According to Rosenbloom’s account in a recording of his April 6 hearing, Pyle began to yell and told him that his language was unacceptable and that she was giving him “detention.” Rosenbloom replied, accurately, that detention was not a punishment at HCC. Pyle then told him that she was sending him to the dean. She submitted a disciplinary complaint against Rosenbloom, stating that “this language was not to be tolerated [and] he could not say that under any circumstances [including in] the presence of the other students.”
HCC found Rosenbloom guilty of “flagrant disrespect” and issued him twelve demerits—just three short of suspension. He also was involuntarily withdrawn from Pyle’s course, and a copy of the decision was placed in Rosenbloom’s student file. As a result, Rosenbloom lost his Pell grant, effectively ending his academic and professional career. Rosenbloom unsuccessfully appealed the decision twice.

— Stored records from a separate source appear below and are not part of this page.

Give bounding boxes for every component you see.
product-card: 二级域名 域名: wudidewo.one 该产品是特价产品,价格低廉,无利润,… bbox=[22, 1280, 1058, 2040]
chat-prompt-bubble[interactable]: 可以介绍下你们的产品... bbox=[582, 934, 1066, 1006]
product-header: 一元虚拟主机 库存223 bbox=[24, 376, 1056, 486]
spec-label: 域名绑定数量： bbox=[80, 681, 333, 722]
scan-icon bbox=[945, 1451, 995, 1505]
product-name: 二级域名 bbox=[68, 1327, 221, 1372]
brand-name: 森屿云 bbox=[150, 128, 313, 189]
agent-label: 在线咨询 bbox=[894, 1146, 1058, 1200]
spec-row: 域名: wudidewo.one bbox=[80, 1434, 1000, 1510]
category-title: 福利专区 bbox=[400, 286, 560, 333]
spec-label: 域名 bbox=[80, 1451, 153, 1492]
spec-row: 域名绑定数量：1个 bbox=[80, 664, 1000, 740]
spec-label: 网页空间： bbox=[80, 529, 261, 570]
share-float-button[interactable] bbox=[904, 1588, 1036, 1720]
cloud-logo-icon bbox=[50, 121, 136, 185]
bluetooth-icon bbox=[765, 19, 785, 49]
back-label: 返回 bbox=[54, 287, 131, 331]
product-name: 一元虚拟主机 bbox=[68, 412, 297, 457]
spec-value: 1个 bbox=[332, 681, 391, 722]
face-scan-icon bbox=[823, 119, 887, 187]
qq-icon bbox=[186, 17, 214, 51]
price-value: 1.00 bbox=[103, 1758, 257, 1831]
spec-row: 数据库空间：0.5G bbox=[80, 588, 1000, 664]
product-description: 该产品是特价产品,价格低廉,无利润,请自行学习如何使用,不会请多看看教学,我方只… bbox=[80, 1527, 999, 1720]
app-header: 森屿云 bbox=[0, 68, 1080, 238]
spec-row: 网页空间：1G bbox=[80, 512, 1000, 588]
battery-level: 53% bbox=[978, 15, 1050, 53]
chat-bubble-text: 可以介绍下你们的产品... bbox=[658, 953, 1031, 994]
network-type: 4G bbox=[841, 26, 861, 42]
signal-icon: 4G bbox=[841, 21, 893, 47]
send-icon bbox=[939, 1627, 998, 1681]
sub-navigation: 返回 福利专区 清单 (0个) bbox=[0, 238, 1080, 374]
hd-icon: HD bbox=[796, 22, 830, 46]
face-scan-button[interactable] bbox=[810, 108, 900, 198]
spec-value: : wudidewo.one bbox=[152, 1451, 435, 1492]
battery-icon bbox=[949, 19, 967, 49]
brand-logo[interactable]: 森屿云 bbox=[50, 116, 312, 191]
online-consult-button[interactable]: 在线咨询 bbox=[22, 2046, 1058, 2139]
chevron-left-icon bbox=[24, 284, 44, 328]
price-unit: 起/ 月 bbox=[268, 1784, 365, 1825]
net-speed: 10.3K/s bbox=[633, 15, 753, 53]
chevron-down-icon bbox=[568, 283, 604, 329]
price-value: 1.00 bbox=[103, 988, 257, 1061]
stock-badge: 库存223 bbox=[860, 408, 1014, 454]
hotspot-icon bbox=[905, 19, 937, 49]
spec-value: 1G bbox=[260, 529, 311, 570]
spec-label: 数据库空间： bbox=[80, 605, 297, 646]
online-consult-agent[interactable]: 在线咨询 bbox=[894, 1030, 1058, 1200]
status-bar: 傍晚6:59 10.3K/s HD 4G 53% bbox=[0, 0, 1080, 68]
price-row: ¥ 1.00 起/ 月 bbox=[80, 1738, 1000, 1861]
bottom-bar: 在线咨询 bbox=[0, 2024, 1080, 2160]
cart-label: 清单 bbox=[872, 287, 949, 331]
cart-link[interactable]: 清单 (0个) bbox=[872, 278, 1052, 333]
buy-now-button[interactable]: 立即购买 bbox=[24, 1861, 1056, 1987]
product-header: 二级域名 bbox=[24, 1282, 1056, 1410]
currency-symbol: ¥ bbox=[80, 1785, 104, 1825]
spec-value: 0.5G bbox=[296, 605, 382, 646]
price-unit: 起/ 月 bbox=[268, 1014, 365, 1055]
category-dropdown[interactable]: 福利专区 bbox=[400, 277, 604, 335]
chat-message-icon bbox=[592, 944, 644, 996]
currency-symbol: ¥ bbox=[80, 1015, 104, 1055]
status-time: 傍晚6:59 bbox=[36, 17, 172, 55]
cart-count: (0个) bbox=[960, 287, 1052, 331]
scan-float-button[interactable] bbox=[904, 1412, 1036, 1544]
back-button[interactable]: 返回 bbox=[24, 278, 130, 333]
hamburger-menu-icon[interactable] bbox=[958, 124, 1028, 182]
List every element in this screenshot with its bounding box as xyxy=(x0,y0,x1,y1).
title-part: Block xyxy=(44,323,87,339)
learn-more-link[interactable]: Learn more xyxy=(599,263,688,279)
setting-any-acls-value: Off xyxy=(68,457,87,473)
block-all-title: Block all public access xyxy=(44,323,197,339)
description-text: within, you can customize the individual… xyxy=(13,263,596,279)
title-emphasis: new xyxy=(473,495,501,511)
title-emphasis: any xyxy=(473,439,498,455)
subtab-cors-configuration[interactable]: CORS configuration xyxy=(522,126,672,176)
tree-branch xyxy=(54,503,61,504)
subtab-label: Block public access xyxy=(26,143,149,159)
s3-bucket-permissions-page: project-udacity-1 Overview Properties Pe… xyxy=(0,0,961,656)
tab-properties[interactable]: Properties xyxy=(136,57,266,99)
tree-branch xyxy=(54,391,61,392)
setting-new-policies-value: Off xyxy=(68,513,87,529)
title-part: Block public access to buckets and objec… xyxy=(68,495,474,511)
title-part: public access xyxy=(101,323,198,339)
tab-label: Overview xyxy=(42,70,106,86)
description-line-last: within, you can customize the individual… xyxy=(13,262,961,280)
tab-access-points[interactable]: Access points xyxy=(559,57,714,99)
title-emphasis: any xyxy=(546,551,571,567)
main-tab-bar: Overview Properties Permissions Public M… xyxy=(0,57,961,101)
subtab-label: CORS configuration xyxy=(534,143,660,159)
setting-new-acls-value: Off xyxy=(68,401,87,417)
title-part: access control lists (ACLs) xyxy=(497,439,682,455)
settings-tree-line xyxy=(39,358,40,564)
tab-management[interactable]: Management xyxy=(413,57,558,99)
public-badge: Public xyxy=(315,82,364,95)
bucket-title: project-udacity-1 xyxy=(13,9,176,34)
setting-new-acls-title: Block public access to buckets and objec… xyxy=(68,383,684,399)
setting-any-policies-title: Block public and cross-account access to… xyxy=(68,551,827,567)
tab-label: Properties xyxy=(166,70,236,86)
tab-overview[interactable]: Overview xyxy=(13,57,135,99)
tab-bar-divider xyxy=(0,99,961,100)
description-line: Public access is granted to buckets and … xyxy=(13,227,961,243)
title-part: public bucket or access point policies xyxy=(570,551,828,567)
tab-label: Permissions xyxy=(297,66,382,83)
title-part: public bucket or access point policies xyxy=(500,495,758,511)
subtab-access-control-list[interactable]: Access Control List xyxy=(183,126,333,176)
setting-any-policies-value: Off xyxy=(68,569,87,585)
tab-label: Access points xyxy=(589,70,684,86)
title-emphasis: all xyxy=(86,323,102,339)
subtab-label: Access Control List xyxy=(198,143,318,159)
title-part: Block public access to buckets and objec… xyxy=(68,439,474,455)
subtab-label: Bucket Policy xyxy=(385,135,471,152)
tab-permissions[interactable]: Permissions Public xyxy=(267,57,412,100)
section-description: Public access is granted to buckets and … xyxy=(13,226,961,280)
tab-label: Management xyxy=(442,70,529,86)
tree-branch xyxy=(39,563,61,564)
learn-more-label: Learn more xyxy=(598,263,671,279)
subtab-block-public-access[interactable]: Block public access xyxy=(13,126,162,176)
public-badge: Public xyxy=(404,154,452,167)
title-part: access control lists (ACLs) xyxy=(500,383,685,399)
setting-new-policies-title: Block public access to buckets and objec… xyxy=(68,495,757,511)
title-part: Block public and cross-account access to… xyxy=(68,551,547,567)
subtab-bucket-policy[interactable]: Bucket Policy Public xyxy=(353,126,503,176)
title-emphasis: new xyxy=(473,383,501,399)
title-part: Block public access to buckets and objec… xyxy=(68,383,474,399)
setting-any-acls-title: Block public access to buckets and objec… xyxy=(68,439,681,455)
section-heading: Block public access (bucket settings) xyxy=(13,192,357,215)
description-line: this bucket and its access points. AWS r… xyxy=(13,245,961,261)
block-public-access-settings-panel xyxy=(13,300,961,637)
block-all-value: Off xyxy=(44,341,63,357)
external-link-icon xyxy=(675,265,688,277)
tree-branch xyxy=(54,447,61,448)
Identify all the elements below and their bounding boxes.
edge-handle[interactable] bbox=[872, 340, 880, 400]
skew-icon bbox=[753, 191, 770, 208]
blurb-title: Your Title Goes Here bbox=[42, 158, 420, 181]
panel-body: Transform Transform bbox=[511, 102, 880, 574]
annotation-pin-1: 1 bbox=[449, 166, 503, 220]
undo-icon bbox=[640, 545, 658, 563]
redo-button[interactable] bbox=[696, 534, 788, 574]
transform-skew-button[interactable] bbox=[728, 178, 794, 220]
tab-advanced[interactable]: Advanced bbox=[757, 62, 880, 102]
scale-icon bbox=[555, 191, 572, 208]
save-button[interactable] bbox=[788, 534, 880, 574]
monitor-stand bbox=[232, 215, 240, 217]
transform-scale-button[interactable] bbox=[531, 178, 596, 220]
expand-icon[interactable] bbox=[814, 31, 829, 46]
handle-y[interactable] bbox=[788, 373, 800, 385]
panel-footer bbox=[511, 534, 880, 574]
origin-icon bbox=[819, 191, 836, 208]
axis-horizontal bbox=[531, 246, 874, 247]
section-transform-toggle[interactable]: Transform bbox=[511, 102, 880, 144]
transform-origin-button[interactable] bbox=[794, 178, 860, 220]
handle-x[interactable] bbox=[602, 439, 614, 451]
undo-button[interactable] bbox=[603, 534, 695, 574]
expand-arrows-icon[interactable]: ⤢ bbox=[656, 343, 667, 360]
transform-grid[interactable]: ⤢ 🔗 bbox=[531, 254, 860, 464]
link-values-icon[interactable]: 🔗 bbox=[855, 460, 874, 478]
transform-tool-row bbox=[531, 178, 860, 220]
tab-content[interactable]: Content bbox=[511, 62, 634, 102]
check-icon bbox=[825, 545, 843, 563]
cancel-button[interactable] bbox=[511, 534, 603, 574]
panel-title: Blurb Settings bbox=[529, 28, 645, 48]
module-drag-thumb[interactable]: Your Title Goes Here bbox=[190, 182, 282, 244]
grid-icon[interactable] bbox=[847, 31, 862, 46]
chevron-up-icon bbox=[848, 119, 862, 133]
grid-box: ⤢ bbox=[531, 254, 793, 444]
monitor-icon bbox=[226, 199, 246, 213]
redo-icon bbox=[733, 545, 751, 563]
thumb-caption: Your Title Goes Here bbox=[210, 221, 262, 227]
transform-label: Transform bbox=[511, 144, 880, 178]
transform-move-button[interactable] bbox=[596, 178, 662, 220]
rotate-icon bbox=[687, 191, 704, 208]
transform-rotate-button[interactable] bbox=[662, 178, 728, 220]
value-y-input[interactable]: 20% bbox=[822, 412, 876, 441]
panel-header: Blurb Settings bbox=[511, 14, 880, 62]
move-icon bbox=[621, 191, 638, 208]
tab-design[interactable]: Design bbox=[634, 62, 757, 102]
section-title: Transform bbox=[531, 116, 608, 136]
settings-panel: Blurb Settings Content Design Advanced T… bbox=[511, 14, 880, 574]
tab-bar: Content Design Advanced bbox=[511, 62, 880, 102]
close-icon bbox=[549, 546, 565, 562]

FIRE wrote HCC President Clyde Muse on April 27, pointing out not only that HCC’s policy is unconstitutional but also that it was applied unconstitutionally to punish Rosenbloom for his protected speech outside of class. In contravention of the First Amendment, HCC bans “public profanity, cursing and vulgarity,” assessing a fine of $25 for the first offense, $50 plus ten to fifteen demerits for the second offense, and suspension for the third offense.
After Muse failed to respond to FIRE, FIRE obtained the assistance of attorneys Robert B. McDuff and Sibyl Byrd, who took up Rosenbloom’s case and secured a settlement in his favor. HCC has removed the finding and demerits from Rosenbloom’s record and has restored his financial aid. McDuff is a civil rights and criminal defense attorney practicing in Jackson.
Will Creeley notes in today’s press release that “Hinds Community College isn’t some Victorian finishing school—it’s a public institution bound by the First Amendment.” Even after doing right by Rosenbloom in the face of possible litigation, however, HCC’s speech code remains stuck in the days of Oscar Wilde and Charles Dickens and in defiance of the First Amendment. It is only a matter of time before another student will be unjustly punished and HCC won’t be able to head off an embarrassing court battle—one that will be much costlier than the $25 it collects from violators of its prohibition against “vulgarity.” Will HCC learn its lesson in time?
FIRE is heartened that Rosenbloom now can continue his training and earn a better life for himself and his family. We will be watching Hinds Community College and urging it to reform its unconstitutional policy.